One of skill in the art is further able to calculate a desired ratio between the enhancer oligonucleotides and hybridization probes in view of the fact that depending on the number of enhancer oligonucleotides used, between one and four enhancer oligonucleotides are needed to bind each double-stranded hybridization probe. In some embodiments, the molar ratio of probes to enhancer oligonucleotides is 1:4. In other embodiments, molar excess of enhancer oligonucleotides is added so that the molar ratio of probes to enhancer oligonucleotides is 1:6, 1:8, 1:10 or higher. In some embodiments, the final concentration of enhancer oligonucleotides is about 0.2 mM, 0.02 mM, 0.002 mM, or 0.0002 mM. As a general rule, it may be beneficial to have a molar excess of the enhancer oligonucleotide to the probes.
It may be beneficial to optimize the design of the enhancer oligonucleotides to have the desired melting by temperature (Tm) under the hybridization conditions employed in the target enrichment process. In some embodiments, the predicted Tm of an enhancer oligonucleotide is determined experimentally or using a manual calculation or any of the in silico tools available for this purpose. In some embodiments, the desired Tm of enhancer oligonucleotides is higher than the incubation temperature used in the hybridization conditions employed in the target enrichment. In some embodiments, the desired Tm of enhancer oligonucleotides is higher than the Tm of a hypothetical probe-probe hybrid or higher than the Tm of a double-stranded probe. To achieve such a high Tm, in some embodiments, the enhancer oligonucleotides comprise one or more modified nucleotides or nucleotide modifications selected from: e.g., 5-methyl cytosine, 2,6-diaminopurine, 5-hydroxybutynl-2′-deoxyuridine, 8-aza-7-deazaguanosine, a ribonucleotide, a 2′O-methyl ribonucleotide or a locked nucleic acid.
The length of the enhancer oligonucleotide also influences the melting temperature. The primer binding sites are more often about 10-20 nucleotides long but may be between about 10 and about 40 nucleotides long. It is not necessary that the length of the enhancer oligonucleotide exactly match the length of the primer binding site to be blocked. For example, the enhancer oligonucleotide may be one or more nucleotides shorter than the primer binding site to be blocked on one or both sides of the enhancer oligonucleotide.
It is also not necessary that the enchanter oligonucleotide be perfectly complementary to the primer binding site to be blocked. In some embodiments, the enhancer oligonucleotide is less than 100% complementary, e.g., >90%, 80-90%, or 70-80% complementary to the primer binding site to be blocked.

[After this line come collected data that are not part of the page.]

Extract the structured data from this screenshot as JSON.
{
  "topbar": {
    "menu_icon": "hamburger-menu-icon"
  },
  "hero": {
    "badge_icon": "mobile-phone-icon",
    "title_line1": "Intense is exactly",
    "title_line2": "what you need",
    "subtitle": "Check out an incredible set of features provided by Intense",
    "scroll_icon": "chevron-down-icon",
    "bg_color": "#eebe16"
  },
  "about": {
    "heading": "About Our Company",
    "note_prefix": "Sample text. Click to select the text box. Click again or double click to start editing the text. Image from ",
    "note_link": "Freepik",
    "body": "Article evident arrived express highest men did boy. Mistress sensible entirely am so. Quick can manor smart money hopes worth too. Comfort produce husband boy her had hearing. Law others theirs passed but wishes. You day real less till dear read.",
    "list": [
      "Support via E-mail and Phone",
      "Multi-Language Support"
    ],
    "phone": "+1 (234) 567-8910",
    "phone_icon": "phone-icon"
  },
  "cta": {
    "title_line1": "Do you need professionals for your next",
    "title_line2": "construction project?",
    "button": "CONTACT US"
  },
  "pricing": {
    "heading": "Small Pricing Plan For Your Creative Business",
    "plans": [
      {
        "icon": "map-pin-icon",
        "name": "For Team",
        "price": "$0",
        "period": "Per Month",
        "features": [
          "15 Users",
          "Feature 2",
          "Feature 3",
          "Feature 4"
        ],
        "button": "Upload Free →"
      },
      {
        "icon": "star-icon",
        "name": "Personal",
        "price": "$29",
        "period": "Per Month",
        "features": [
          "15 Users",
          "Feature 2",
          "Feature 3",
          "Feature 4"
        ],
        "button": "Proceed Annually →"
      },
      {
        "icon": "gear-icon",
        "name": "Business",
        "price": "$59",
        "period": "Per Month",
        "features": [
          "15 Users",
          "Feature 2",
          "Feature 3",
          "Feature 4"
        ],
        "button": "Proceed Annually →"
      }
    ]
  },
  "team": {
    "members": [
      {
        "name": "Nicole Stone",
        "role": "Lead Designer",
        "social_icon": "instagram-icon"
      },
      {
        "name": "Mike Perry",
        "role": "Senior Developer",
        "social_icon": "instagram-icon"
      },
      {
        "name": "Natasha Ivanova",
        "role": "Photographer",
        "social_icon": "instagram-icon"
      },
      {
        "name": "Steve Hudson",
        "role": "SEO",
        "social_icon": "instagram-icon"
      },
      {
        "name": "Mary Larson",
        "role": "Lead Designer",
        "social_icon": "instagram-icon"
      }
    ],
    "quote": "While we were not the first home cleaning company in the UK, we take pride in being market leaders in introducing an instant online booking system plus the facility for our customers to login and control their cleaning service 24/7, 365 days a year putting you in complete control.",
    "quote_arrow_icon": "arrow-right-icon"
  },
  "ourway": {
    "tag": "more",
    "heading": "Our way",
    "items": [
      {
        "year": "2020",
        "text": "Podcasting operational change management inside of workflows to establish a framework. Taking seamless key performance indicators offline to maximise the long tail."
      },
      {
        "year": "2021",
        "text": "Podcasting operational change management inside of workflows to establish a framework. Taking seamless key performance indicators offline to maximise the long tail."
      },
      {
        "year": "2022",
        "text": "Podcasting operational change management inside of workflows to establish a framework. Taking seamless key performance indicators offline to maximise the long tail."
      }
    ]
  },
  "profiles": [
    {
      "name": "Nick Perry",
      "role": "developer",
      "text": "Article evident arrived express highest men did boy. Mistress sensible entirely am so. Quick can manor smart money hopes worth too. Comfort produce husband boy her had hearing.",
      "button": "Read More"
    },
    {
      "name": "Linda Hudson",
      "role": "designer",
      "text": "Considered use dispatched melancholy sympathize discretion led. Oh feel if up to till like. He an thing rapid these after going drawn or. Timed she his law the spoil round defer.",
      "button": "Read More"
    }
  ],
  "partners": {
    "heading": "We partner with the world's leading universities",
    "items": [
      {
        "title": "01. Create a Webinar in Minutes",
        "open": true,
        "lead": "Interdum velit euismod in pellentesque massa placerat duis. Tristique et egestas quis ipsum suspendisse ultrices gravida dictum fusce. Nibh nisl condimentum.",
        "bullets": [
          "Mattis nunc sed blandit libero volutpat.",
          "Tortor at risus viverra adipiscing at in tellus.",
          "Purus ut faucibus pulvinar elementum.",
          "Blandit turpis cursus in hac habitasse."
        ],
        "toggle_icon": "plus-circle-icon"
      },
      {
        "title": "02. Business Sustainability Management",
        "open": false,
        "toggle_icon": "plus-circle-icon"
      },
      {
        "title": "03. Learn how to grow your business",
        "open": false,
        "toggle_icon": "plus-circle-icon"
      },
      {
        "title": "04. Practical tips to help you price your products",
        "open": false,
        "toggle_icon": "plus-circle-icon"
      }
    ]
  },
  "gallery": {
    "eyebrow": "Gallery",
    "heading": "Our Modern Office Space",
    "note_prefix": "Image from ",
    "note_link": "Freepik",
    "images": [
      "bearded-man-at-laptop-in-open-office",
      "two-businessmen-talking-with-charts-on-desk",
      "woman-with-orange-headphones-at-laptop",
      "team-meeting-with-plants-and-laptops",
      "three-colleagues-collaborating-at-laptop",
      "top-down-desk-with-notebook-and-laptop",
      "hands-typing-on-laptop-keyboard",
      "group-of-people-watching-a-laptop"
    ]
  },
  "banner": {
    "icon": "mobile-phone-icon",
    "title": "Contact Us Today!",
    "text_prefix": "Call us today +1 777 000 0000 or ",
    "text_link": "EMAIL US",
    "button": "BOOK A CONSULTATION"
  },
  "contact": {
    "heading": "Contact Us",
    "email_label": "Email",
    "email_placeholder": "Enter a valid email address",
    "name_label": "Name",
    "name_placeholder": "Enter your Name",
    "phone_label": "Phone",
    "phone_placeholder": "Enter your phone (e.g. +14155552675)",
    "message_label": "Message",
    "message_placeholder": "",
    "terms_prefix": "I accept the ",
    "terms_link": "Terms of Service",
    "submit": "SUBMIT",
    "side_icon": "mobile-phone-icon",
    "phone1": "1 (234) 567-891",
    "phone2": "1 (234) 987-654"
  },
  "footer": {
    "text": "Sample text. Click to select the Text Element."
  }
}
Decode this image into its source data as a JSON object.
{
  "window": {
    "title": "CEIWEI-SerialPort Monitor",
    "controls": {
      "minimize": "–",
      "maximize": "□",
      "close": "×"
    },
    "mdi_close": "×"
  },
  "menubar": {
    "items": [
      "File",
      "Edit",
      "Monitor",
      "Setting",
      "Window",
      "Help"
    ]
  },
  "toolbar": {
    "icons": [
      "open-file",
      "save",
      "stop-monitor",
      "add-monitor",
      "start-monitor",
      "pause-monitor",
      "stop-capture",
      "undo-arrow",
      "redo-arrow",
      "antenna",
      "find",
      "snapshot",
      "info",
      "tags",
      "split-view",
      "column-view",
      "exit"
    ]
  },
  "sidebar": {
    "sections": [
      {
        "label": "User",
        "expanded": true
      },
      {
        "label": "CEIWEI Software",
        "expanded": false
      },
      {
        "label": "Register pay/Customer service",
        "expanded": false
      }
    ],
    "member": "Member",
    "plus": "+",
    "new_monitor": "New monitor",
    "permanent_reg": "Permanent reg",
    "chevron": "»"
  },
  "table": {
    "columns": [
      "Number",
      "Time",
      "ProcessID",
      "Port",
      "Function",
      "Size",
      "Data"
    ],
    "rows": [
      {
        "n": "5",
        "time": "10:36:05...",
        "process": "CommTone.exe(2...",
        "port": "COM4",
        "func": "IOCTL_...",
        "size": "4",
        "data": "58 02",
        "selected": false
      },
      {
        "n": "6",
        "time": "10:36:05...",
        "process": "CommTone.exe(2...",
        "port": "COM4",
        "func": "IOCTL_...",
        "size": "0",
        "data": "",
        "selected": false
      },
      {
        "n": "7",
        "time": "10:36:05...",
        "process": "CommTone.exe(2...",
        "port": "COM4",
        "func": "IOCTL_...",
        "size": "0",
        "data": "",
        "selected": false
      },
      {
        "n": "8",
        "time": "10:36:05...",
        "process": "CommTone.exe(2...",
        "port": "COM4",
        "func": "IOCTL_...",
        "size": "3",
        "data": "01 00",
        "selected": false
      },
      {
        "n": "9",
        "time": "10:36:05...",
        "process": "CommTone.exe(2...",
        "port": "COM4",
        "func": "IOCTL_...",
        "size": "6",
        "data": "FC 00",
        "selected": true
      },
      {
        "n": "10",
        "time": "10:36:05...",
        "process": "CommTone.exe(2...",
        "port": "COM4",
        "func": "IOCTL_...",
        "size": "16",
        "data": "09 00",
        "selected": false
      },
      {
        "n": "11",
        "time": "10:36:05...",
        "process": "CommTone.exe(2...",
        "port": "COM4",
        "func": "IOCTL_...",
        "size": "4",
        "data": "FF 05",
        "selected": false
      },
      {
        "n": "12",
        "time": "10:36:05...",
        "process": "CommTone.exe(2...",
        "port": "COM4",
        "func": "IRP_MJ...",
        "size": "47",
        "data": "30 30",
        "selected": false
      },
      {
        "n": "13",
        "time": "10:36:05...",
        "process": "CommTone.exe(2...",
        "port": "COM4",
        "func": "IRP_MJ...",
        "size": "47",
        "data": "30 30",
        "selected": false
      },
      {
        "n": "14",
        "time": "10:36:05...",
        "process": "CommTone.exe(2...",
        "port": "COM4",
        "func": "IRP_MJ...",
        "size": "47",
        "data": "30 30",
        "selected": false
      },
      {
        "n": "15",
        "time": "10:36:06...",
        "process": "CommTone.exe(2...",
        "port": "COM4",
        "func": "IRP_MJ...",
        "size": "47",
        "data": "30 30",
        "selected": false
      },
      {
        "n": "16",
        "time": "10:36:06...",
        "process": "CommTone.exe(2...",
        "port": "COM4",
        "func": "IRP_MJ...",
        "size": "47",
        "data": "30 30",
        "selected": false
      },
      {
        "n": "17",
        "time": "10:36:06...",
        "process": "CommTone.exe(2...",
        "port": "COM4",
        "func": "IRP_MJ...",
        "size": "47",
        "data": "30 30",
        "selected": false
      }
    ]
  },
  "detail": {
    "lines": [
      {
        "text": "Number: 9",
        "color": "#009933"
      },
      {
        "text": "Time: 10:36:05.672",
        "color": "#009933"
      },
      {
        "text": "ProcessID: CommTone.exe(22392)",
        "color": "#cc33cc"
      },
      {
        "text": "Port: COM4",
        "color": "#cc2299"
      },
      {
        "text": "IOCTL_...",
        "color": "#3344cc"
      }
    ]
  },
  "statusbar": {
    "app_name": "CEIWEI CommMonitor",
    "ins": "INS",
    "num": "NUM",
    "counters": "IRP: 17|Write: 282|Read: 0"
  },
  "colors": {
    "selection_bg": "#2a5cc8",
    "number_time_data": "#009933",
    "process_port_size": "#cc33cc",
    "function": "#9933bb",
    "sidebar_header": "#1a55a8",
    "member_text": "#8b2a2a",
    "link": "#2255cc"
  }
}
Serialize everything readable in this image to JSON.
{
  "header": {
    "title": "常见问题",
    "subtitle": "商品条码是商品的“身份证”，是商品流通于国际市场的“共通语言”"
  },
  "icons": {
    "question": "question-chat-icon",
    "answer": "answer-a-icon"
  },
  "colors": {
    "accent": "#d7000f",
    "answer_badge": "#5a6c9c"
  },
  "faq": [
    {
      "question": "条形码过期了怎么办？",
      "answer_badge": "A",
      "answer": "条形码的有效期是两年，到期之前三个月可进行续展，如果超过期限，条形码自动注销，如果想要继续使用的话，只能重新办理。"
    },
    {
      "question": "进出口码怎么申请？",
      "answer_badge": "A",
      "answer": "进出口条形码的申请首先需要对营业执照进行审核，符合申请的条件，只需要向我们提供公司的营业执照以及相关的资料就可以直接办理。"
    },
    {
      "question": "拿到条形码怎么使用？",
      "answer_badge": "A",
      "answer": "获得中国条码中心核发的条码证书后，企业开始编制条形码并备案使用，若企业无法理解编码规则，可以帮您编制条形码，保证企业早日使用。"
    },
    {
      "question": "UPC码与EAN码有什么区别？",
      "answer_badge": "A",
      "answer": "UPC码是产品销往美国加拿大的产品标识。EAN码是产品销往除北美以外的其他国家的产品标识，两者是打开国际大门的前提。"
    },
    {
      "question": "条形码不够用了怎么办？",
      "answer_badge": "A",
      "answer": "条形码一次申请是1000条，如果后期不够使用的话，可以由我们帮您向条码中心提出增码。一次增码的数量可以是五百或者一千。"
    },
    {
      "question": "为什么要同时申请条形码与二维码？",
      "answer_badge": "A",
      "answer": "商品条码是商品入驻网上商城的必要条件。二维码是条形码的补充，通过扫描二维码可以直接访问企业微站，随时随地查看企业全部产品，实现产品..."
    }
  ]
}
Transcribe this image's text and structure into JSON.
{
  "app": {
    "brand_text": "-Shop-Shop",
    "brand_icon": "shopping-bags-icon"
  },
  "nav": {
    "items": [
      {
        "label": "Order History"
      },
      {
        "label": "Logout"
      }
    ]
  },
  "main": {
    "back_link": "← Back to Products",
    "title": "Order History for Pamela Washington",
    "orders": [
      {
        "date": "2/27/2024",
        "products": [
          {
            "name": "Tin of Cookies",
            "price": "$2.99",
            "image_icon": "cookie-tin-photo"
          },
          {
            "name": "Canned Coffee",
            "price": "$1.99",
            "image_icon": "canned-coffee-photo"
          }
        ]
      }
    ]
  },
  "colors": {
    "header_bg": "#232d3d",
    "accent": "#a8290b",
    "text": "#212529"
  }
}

In some embodiments, the nucleic acids in the sample are present in the form of a library. In some embodiments, the library is formed from genomic DNA of an organism. In such embodiments, the library is a genomic library. The library consists of a plurality of nucleic acids modified to enable a downstream application such as sequencing, amplification or another type of detection method. A library is formed from a plurality of nucleic acids in a sample e.g., by adding one or more common elements to the plurality of nucleic acids in the sample.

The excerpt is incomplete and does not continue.